I'm not an expert on whether and by how much certain kinds of training can shift the substrate utilization ratios at marathon pace, but I would like to point out one thing: for most runners (skinny; reasonably fit), running 20-22 miles at ~1min per mile slower than marathon pace WILL NOT fully deplete your glycogen stores.
The ratio of fat to carbs that you burn is proportional to the relative intensity (% VO2 max) that you are running. If you're running a 5k (nearly 100% VO2 max), over 95% of your energy is coming from carbohydrates. But at an easy pace (say 65% of VO2 max), you're only getting about half of your energy from carbs; the rest is from fat. The relationship is not linear; it looks more like this:
http://i.imgur.com/9zvRsas.png
For details on this see these two papers:
Rapoport, B. I., Metabolic Factors Limiting Performance in Marathon Runners. PLoS Computational Biology 2010, 6 (10), e1000960.

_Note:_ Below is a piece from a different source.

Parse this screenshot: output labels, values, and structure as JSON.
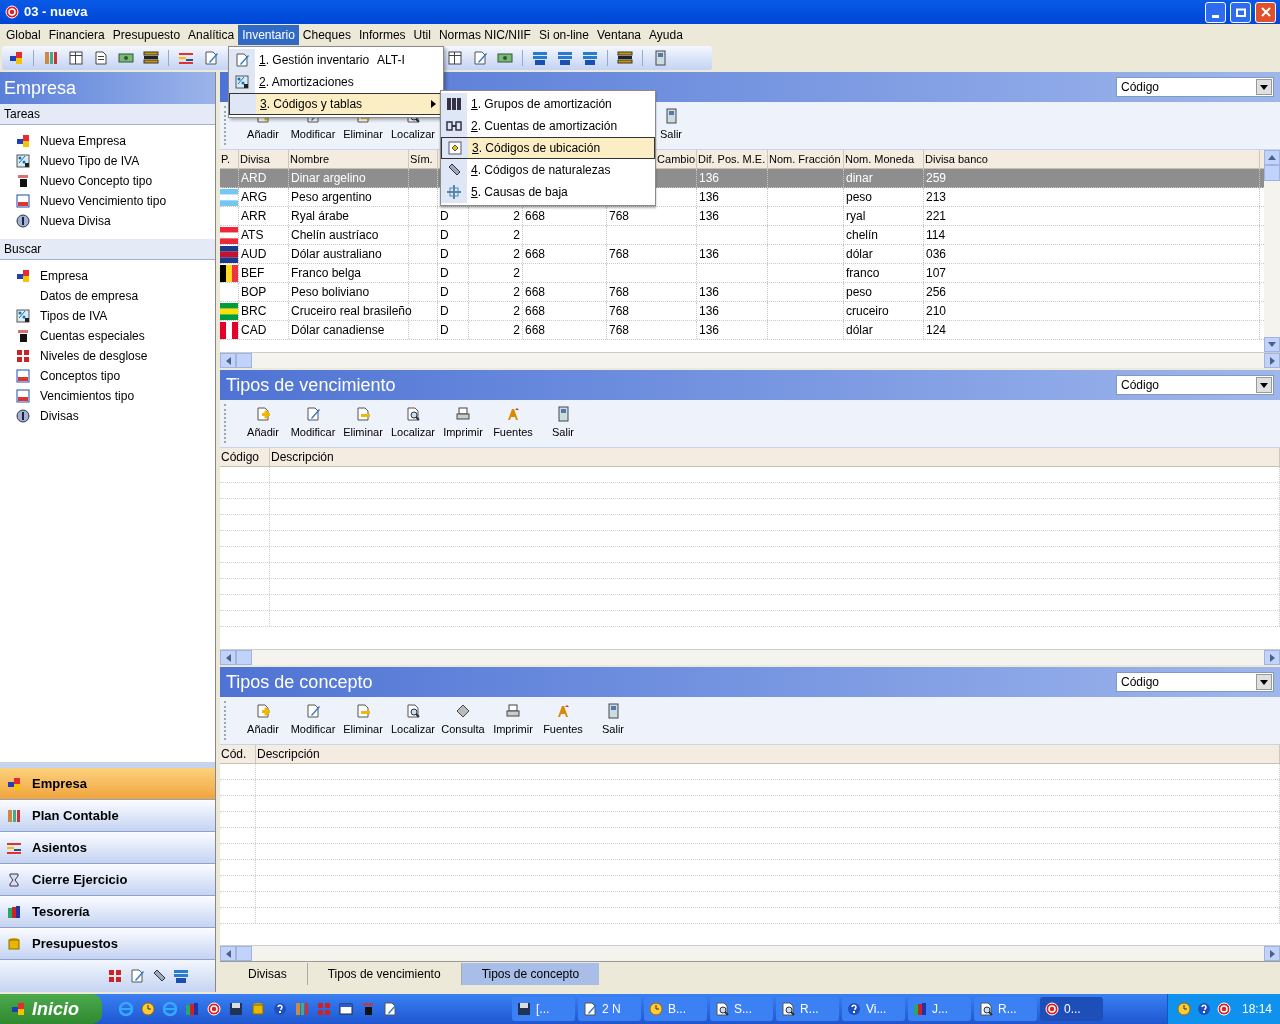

Romijn, J. A.; Coyle, E. F.; Sidossis, L. S.; Gastaldelli, A.; Horowitz, J. F.; Endert, E.; Wolfe, R. R., Regulation of endogenous fat and carbohydrate metabolism. The American Journal of Physiology 1993, 265 (3 Pt 1), E380-E391.
But anyways, the bottom line is that most distance runners carry enough carbs to go more like 27-29 miles at an easy pace. If you want to deplete glycogen in training, you must either a) run after fasting, perhaps overnight—many runners do this unintentionally—or b) run at a high percentage of your VO2 max (i.e. faster than just easy or moderate).
One final thing to keep in mind is that you will start to feel the effects of glycogen depletion far before you actually RUN OUT of stored carbs. This is probably because of a central-governor-like pre-emptive pacing strategy, but whatever the reason for it, you'll start to slow down (and, presumably, start to get a carb-sparing training stimulus) when your carb reserves drop below about 30%, IIRC.